As board members look to set their agendas for 2017, many will include getting a better handle on cybersecurity among their top priorities. They will be looking for information security and risk professionals to provide an accurate assessment of the critical cyber-risks the organization faces. IT audit also has a role to play in assessing that a cybersecurity risk management process is in place and functioning properly and communicating that to the board and management.
Cyber-risk oversight is becoming an increasingly critical job for corporate boards. Yet a new survey finds that many directors may not be equipped with the knowledge and understanding they need to provide that oversight. A lack of knowledge can create a disconnect between technology professionals and directors leading to the potential for breakdowns in IT risk management and cybersecurity.
According to a survey of more than 600 corporate board members released last month by the National Association of Corporate Directors, only 19 percent say their boards have a "high level of understanding" of cybersecurity risks. While that figure is up from 14 percent in NACD's 2015 survey, the association still considers it far too low.
"Directors continue to wrestle with effective oversight of cyber-risk," the NACD stated in its report. "Many of them lack confidence that their companies are properly secured and acknowledge that their boards do not possess sufficient knowledge of this growing risk."
While the survey found that 69 percent had "some knowledge" of cybersecurity risks, up from 64 percent, perhaps the most alarming survey result is that 17 percent of respondents admit that their boards had "little-to-no knowledge" of cybersecurity risks. "The gap is most pronounced among those companies in the healthcare sector, where 38 percent of respondents indicate they believe their board has little-to-no knowledge regarding cybersecurity risks," NACD said in its report.
Low Confidence in Cyber-Defense
This general lack of cybersecurity knowledge and understanding by board members aligns with a lack of confidence among directors in their organization's ability to defend against cyberattacks.
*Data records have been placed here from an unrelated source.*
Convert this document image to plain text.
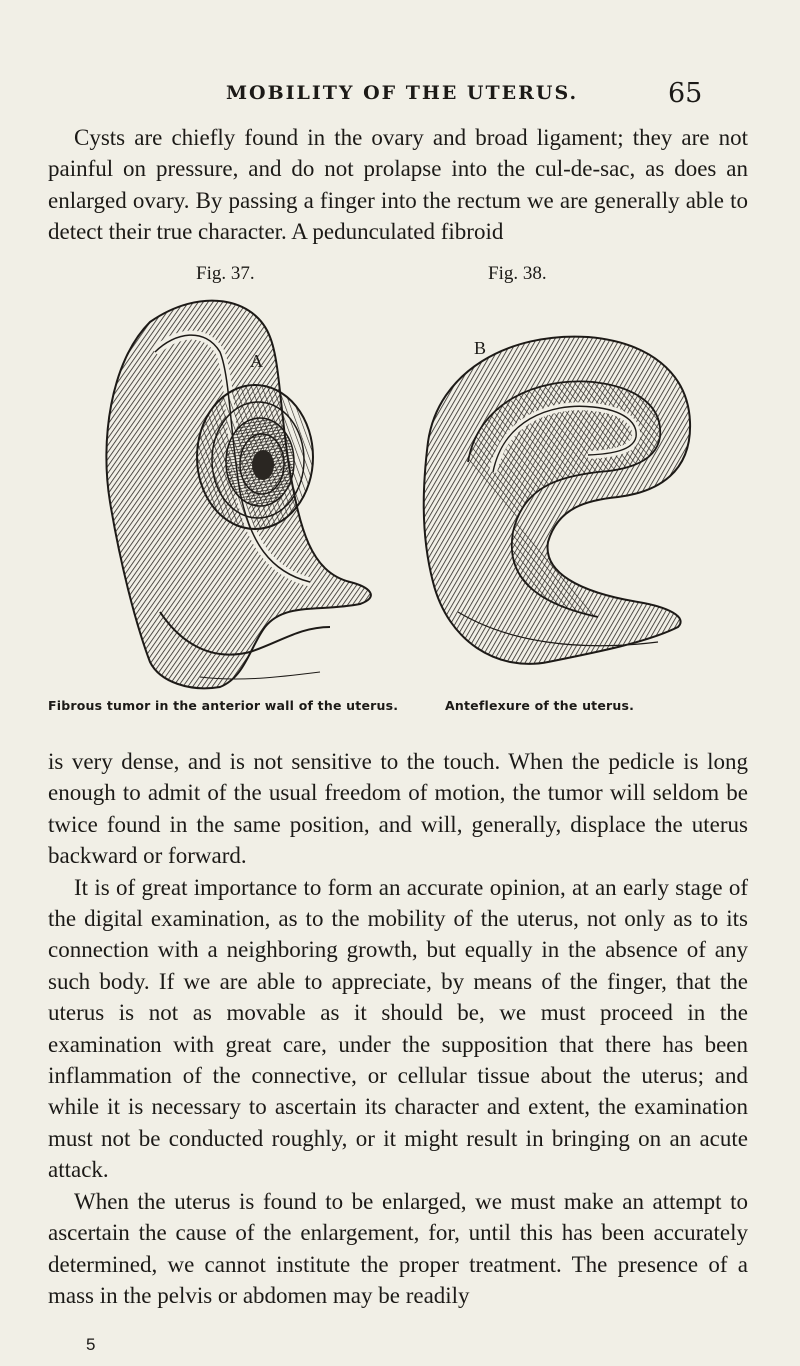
MOBILITY OF THE UTERUS.	65

Cysts are chiefly found in the ovary and broad ligament; they are not painful on pressure, and do not prolapse into the cul-de-sac, as does an enlarged ovary. By passing a finger into the rectum we are generally able to detect their true character. A pedunculated fibroid

Fig. 37.	Fig. 38.
A
B
Fibrous tumor in the anterior wall of the uterus.	Anteflexure of the uterus.

is very dense, and is not sensitive to the touch. When the pedicle is long enough to admit of the usual freedom of motion, the tumor will seldom be twice found in the same position, and will, generally, displace the uterus backward or forward.

It is of great importance to form an accurate opinion, at an early stage of the digital examination, as to the mobility of the uterus, not only as to its connection with a neighboring growth, but equally in the absence of any such body. If we are able to appreciate, by means of the finger, that the uterus is not as movable as it should be, we must proceed in the examination with great care, under the supposition that there has been inflammation of the connective, or cellular tissue about the uterus; and while it is necessary to ascertain its character and extent, the examination must not be conducted roughly, or it might result in bringing on an acute attack.

When the uterus is found to be enlarged, we must make an attempt to ascertain the cause of the enlargement, for, until this has been accurately determined, we cannot institute the proper treatment. The presence of a mass in the pelvis or abdomen may be readily

5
The NACD survey found that just 42 percent of respondents were "confident or very confident" that the company is properly secured against a cyber-attack, with 53 percent "moderately or slightly" confident and 4 percent not at all confident.
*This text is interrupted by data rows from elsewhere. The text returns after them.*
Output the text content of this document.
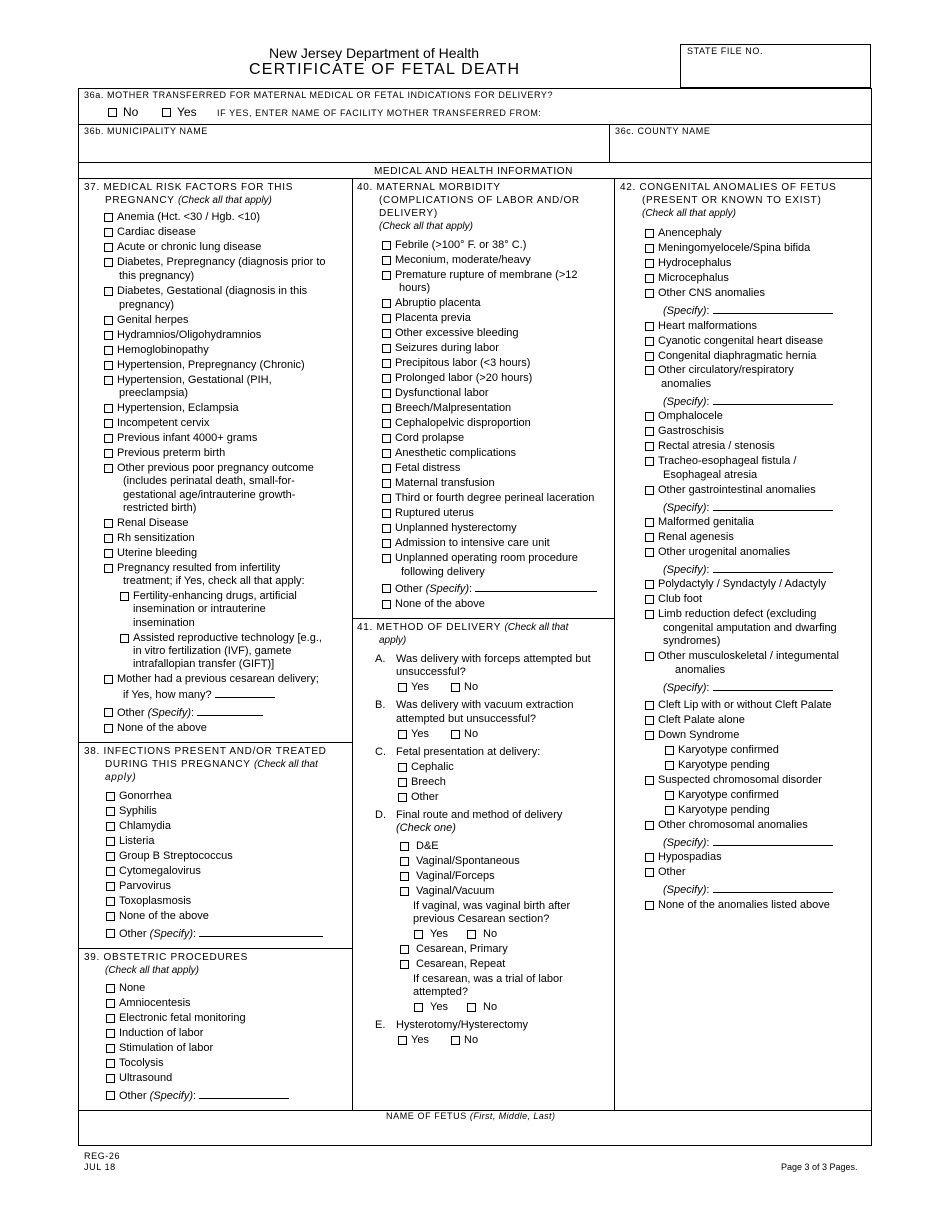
New Jersey Department of Health
CERTIFICATE OF FETAL DEATH
STATE FILE NO.
36a. MOTHER TRANSFERRED FOR MATERNAL MEDICAL OR FETAL INDICATIONS FOR DELIVERY?
No	Yes IF YES, ENTER NAME OF FACILITY MOTHER TRANSFERRED FROM:
36b. MUNICIPALITY NAME	36c. COUNTY NAME
MEDICAL AND HEALTH INFORMATION
37. MEDICAL RISK FACTORS FOR THIS
PREGNANCY (Check all that apply)
Anemia (Hct. <30 / Hgb. <10)
Cardiac disease
Acute or chronic lung disease
Diabetes, Prepregnancy (diagnosis prior to
this pregnancy)
Diabetes, Gestational (diagnosis in this
pregnancy)
Genital herpes
Hydramnios/Oligohydramnios
Hemoglobinopathy
Hypertension, Prepregnancy (Chronic)
Hypertension, Gestational (PIH,
preeclampsia)
Hypertension, Eclampsia
Incompetent cervix
Previous infant 4000+ grams
Previous preterm birth
Other previous poor pregnancy outcome
(includes perinatal death, small-for-
gestational age/intrauterine growth-
restricted birth)
Renal Disease
Rh sensitization
Uterine bleeding
Pregnancy resulted from infertility
treatment; if Yes, check all that apply:
Fertility-enhancing drugs, artificial
insemination or intrauterine
insemination
Assisted reproductive technology [e.g.,
in vitro fertilization (IVF), gamete
intrafallopian transfer (GIFT)]
Mother had a previous cesarean delivery;
if Yes, how many?
Other (Specify):
None of the above
38. INFECTIONS PRESENT AND/OR TREATED
DURING THIS PREGNANCY (Check all that
apply)
Gonorrhea
Syphilis
Chlamydia
Listeria
Group B Streptococcus
Cytomegalovirus
Parvovirus
Toxoplasmosis
None of the above
Other (Specify):
39. OBSTETRIC PROCEDURES
(Check all that apply)
None
Amniocentesis
Electronic fetal monitoring
Induction of labor
Stimulation of labor
Tocolysis
Ultrasound
Other (Specify):
40. MATERNAL MORBIDITY
(COMPLICATIONS OF LABOR AND/OR
DELIVERY)
(Check all that apply)
Febrile (>100° F. or 38° C.)
Meconium, moderate/heavy
Premature rupture of membrane (>12
hours)
Abruptio placenta
Placenta previa
Other excessive bleeding
Seizures during labor
Precipitous labor (<3 hours)
Prolonged labor (>20 hours)
Dysfunctional labor
Breech/Malpresentation
Cephalopelvic disproportion
Cord prolapse
Anesthetic complications
Fetal distress
Maternal transfusion
Third or fourth degree perineal laceration
Ruptured uterus
Unplanned hysterectomy
Admission to intensive care unit
Unplanned operating room procedure
following delivery
Other (Specify):
None of the above
41. METHOD OF DELIVERY (Check all that
apply)
A. Was delivery with forceps attempted but
unsuccessful?
Yes	No
B. Was delivery with vacuum extraction
attempted but unsuccessful?
Yes	No
C. Fetal presentation at delivery:
Cephalic
Breech
Other
D. Final route and method of delivery
(Check one)
D&E
Vaginal/Spontaneous
Vaginal/Forceps
Vaginal/Vacuum
If vaginal, was vaginal birth after
previous Cesarean section?
Yes	No
Cesarean, Primary
Cesarean, Repeat
If cesarean, was a trial of labor
attempted?
Yes	No
E. Hysterotomy/Hysterectomy
Yes	No
42. CONGENITAL ANOMALIES OF FETUS
(PRESENT OR KNOWN TO EXIST)
(Check all that apply)
Anencephaly
Meningomyelocele/Spina bifida
Hydrocephalus
Microcephalus
Other CNS anomalies
(Specify):
Heart malformations
Cyanotic congenital heart disease
Congenital diaphragmatic hernia
Other circulatory/respiratory
anomalies
(Specify):
Omphalocele
Gastroschisis
Rectal atresia / stenosis
Tracheo-esophageal fistula /
Esophageal atresia
Other gastrointestinal anomalies
(Specify):
Malformed genitalia
Renal agenesis
Other urogenital anomalies
(Specify):
Polydactyly / Syndactyly / Adactyly
Club foot
Limb reduction defect (excluding
congenital amputation and dwarfing
syndromes)
Other musculoskeletal / integumental
anomalies
(Specify):
Cleft Lip with or without Cleft Palate
Cleft Palate alone
Down Syndrome
Karyotype confirmed
Karyotype pending
Suspected chromosomal disorder
Karyotype confirmed
Karyotype pending
Other chromosomal anomalies
(Specify):
Hypospadias
Other
(Specify):
None of the anomalies listed above
NAME OF FETUS (First, Middle, Last)
REG-26
JUL 18	Page 3 of 3 Pages.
Many cybersecurity experts say technology professionals, including IT auditors, could do a better job educating directors and C-suite executives on cybersecurity and cyber-risk. When it comes to boards that are less IT savvy, says Marius Bosman, director of IT audit at Ball Corp., it can help to provide cases for them to learn from. "I think you need to use an example out of the news, and we've seen many examples. Sit down and explain to them in a really easy fashion or in laymen's terms how an attacker got access to a network and what went wrong." He says directors also need to understand the fact that even if the organization is doing everything it can, it doesn't mean attackers can't get in. Board members should also be informed of detection methods and how quickly the organization can respond to a breach, he says.
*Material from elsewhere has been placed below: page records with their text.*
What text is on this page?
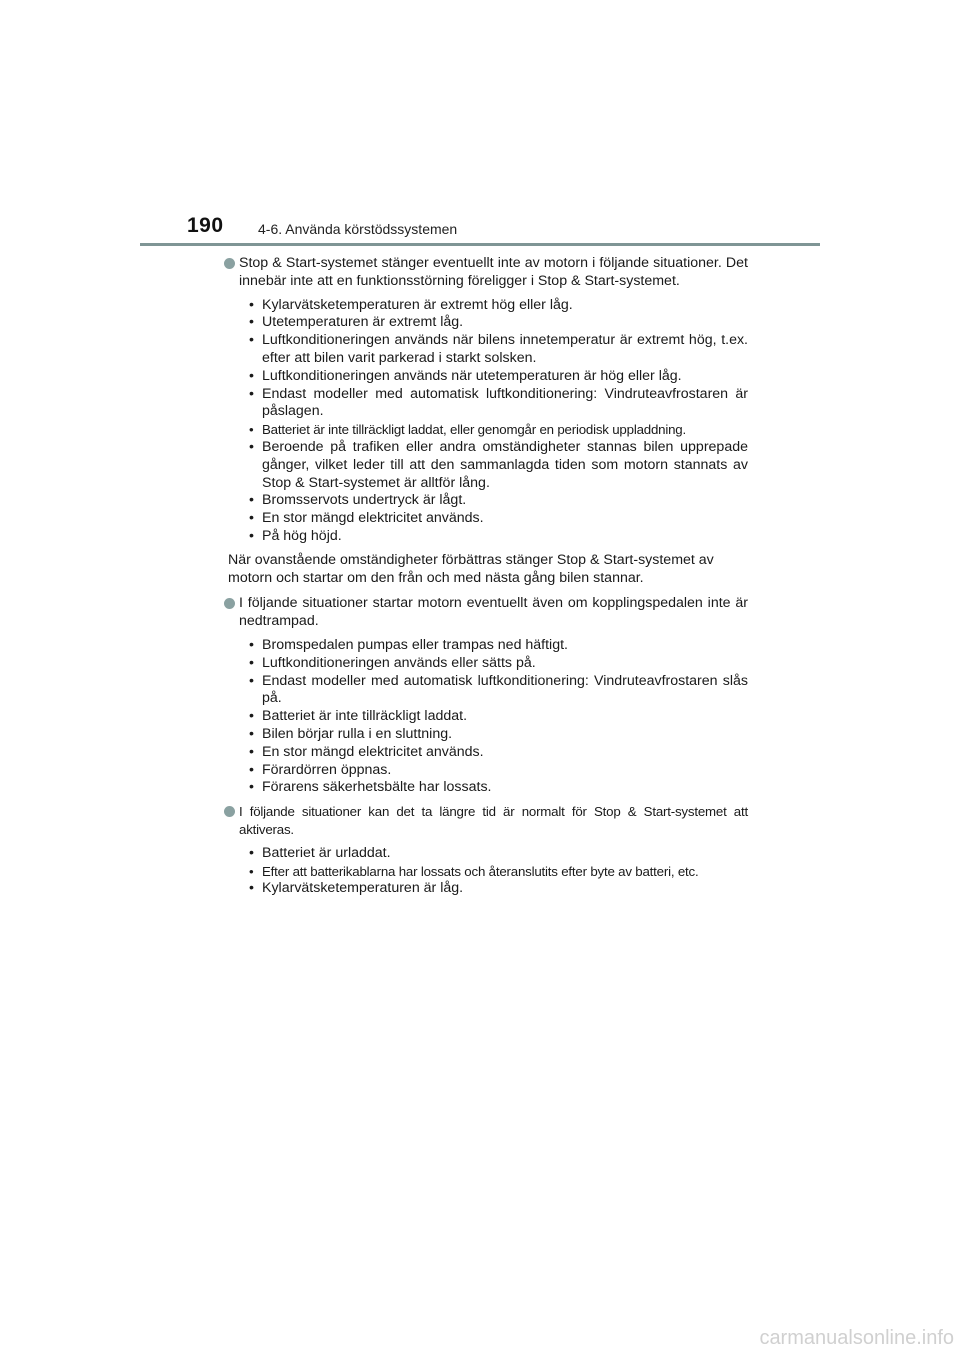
190 4-6. Använda körstödssystemen
Stop & Start-systemet stänger eventuellt inte av motorn i följande situationer. Det innebär inte att en funktionsstörning föreligger i Stop & Start-systemet.
• Kylarvätsketemperaturen är extremt hög eller låg.
• Utetemperaturen är extremt låg.
• Luftkonditioneringen används när bilens innetemperatur är extremt hög, t.ex. efter att bilen varit parkerad i starkt solsken.
• Luftkonditioneringen används när utetemperaturen är hög eller låg.
• Endast modeller med automatisk luftkonditionering: Vindruteavfrostaren är påslagen.
• Batteriet är inte tillräckligt laddat, eller genomgår en periodisk uppladdning.
• Beroende på trafiken eller andra omständigheter stannas bilen upprepade gånger, vilket leder till att den sammanlagda tiden som motorn stannats av Stop & Start-systemet är alltför lång.
• Bromsservots undertryck är lågt.
• En stor mängd elektricitet används.
• På hög höjd.
När ovanstående omständigheter förbättras stänger Stop & Start-systemet av motorn och startar om den från och med nästa gång bilen stannar.
I följande situationer startar motorn eventuellt även om kopplingspedalen inte är nedtrampad.
• Bromspedalen pumpas eller trampas ned häftigt.
• Luftkonditioneringen används eller sätts på.
• Endast modeller med automatisk luftkonditionering: Vindruteavfrostaren slås på.
• Batteriet är inte tillräckligt laddat.
• Bilen börjar rulla i en sluttning.
• En stor mängd elektricitet används.
• Förardörren öppnas.
• Förarens säkerhetsbälte har lossats.
I följande situationer kan det ta längre tid är normalt för Stop & Start-systemet att aktiveras.
• Batteriet är urladdat.
• Efter att batterikablarna har lossats och återanslutits efter byte av batteri, etc.
• Kylarvätsketemperaturen är låg.
carmanualsonline.info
Still, Bosman thinks many directors and CEOs are fairly sophisticated about IT risks and understand their importance. "Board are knowledgeable in this area, and most are fairly well educated" says Bosman. "They see a lot of cyber-activity in the news and I think they know all the buzz words and they have a good understanding. However, for us it helps to send our head of IT and our head of IT security to our board meetings to help educate them further and add a little bit of perspective and balance to the conversation," he says.